Hi Asankha,

 

Hi Eric



        Sure, if you only want to route on the "To" address (Hessian
does not
        seem to use any specific transport headers like SOAPAction etc),
            

What do you mean by the "To" address? Just the URL?
  

Yes, this means the scheme, hostname, port and path, from what I found
out looking briefly into Hessian, the Hessian payload is transported
over http (and https?).. but I did not come across any custom transport
(i.e. http) headers used by Hessian.. can you point me to any if they do
exist?

No, as far as I know the hessian protocol does not make assumptions
about the transport. We use the commons http client library as a
transport. So of course we could set HTTP headers.

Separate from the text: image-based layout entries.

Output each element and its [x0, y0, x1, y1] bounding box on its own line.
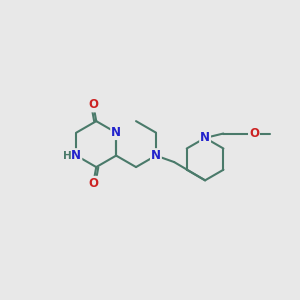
Text: H: H	[63, 151, 71, 160]
Text: O: O	[88, 98, 98, 111]
Text: O: O	[88, 177, 98, 190]
Text: N: N	[151, 149, 161, 162]
Text: N: N	[71, 149, 81, 162]
Text: N: N	[111, 126, 121, 139]
Text: O: O	[249, 127, 259, 140]
Text: N: N	[200, 131, 210, 144]
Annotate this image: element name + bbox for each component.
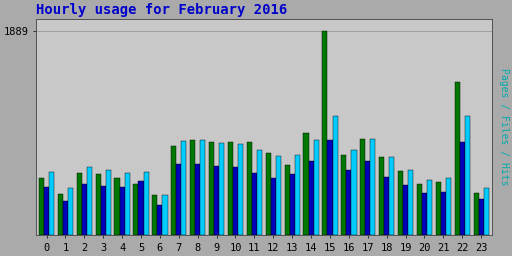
Bar <box>314 140 319 235</box>
Bar <box>370 139 375 235</box>
Bar <box>214 166 219 235</box>
Bar <box>417 184 422 235</box>
Bar <box>119 187 124 235</box>
Bar <box>115 178 119 235</box>
Bar <box>333 116 337 235</box>
Bar <box>233 167 238 235</box>
Bar <box>276 156 281 235</box>
Bar <box>171 146 176 235</box>
Bar <box>106 170 111 235</box>
Bar <box>162 196 167 235</box>
Bar <box>474 193 479 235</box>
Bar <box>365 162 370 235</box>
Bar <box>427 180 432 235</box>
Bar <box>379 157 384 235</box>
Bar <box>484 188 489 235</box>
Bar <box>63 201 68 235</box>
Y-axis label: Pages / Files / Hits: Pages / Files / Hits <box>499 68 508 186</box>
Bar <box>384 177 389 235</box>
Bar <box>138 181 143 235</box>
Bar <box>455 81 460 235</box>
Bar <box>436 182 441 235</box>
Bar <box>304 133 309 235</box>
Bar <box>152 195 157 235</box>
Bar <box>143 172 148 235</box>
Bar <box>49 172 54 235</box>
Bar <box>341 155 346 235</box>
Bar <box>101 186 106 235</box>
Bar <box>403 185 408 235</box>
Bar <box>247 142 252 235</box>
Bar <box>82 184 87 235</box>
Bar <box>408 170 413 235</box>
Bar <box>328 140 333 235</box>
Bar <box>77 173 82 235</box>
Bar <box>124 173 130 235</box>
Bar <box>58 194 63 235</box>
Bar <box>271 178 276 235</box>
Bar <box>195 164 200 235</box>
Bar <box>460 142 465 235</box>
Bar <box>68 188 73 235</box>
Bar <box>190 140 195 235</box>
Bar <box>228 142 233 235</box>
Bar <box>309 162 314 235</box>
Bar <box>389 157 394 235</box>
Bar <box>219 143 224 235</box>
Bar <box>181 141 186 235</box>
Bar <box>252 173 257 235</box>
Bar <box>346 170 351 235</box>
Bar <box>351 150 356 235</box>
Bar <box>266 153 271 235</box>
Bar <box>441 192 446 235</box>
Bar <box>157 205 162 235</box>
Bar <box>44 187 49 235</box>
Bar <box>176 164 181 235</box>
Bar <box>285 165 290 235</box>
Bar <box>133 184 138 235</box>
Bar <box>290 174 295 235</box>
Bar <box>200 140 205 235</box>
Bar <box>87 167 92 235</box>
Bar <box>446 178 451 235</box>
Bar <box>422 193 427 235</box>
Bar <box>238 144 243 235</box>
Bar <box>295 155 300 235</box>
Bar <box>465 116 470 235</box>
Bar <box>398 171 403 235</box>
Bar <box>257 150 262 235</box>
Bar <box>39 178 44 235</box>
Bar <box>323 31 328 235</box>
Bar <box>360 139 365 235</box>
Bar <box>96 174 101 235</box>
Bar <box>209 142 214 235</box>
Text: Hourly usage for February 2016: Hourly usage for February 2016 <box>36 4 287 17</box>
Bar <box>479 199 484 235</box>
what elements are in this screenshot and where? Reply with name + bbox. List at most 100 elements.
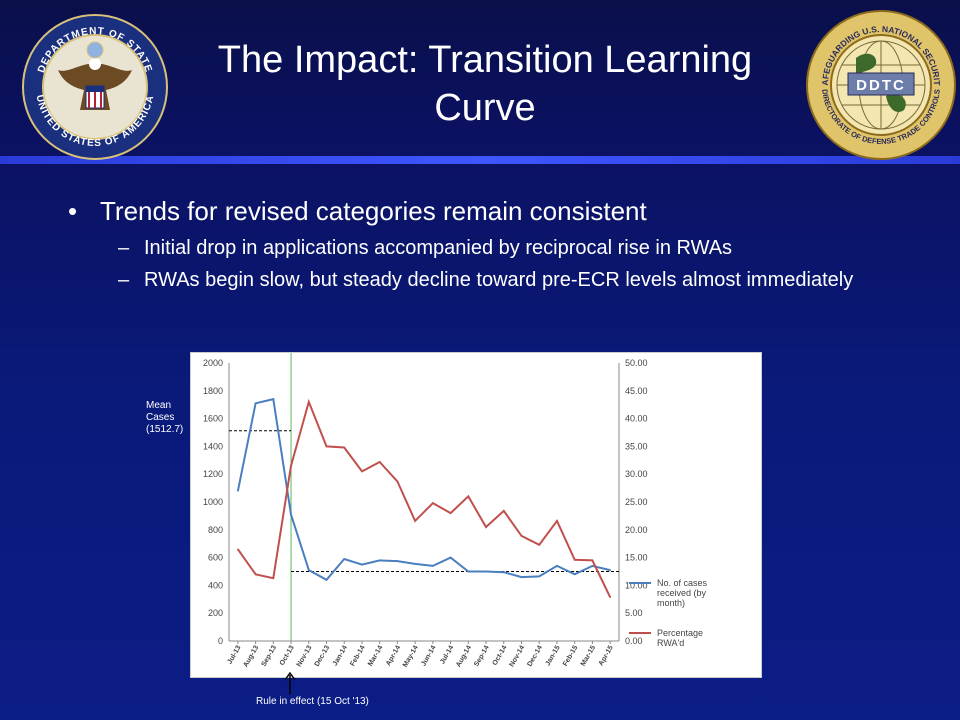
data-point (325, 579, 328, 581)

But I was thinking
about headers as part of the Hessian message.

 

 
The spec states the following:
"Envelopes may have headers that specify routing or other special
processing information." [...] " The envelope syntax enables
compression, encryption, signatures, and any routing or context headers
to wrap a Hessian message."
  

Sure, but a sample message with the custom headers etc. that you have in
mind and the sample routing decision you want to make with the ESB would
be really useful at this point in time. I believe encryption,
compression and signatures etc. are all within the Hessian payload, and
thus hidden from the ESB use case scenarios you have in mind - am I
right?

Yes, encryption, compression and signatures are not what we have in
mind. We are thinking about the "any routing or context headers" part.
Unfortunately we have no sample message, as we currently use Hessian
without any header information we would need for CBR (so this is
something new), but I have seen some "writeHeader"-Methods in the API,
but had no time to investigate.

Of course this will be part of the Hessian message, but I don't know if
this will be easily accessible without haven to de-serialize the whole
message.





We only need to specify and access some custom header information and
use these as a
source for CBR and logging.
  

Are these http/s headers?

No I was not thinking about transport specific headers, but one could
also think about such a solution and its advantages and disadvantages.
I'm open for any discussion. My "feeling" tells me that such a low level
protocol wouldn't be the right place to put such information in. I don't
like the idea that any system in the middle might easily change or
remove such http header information. What do others think about this?

 

I'm going to contact the caucho guys and ask them about the usage of
their message envelope/header to store routing related information.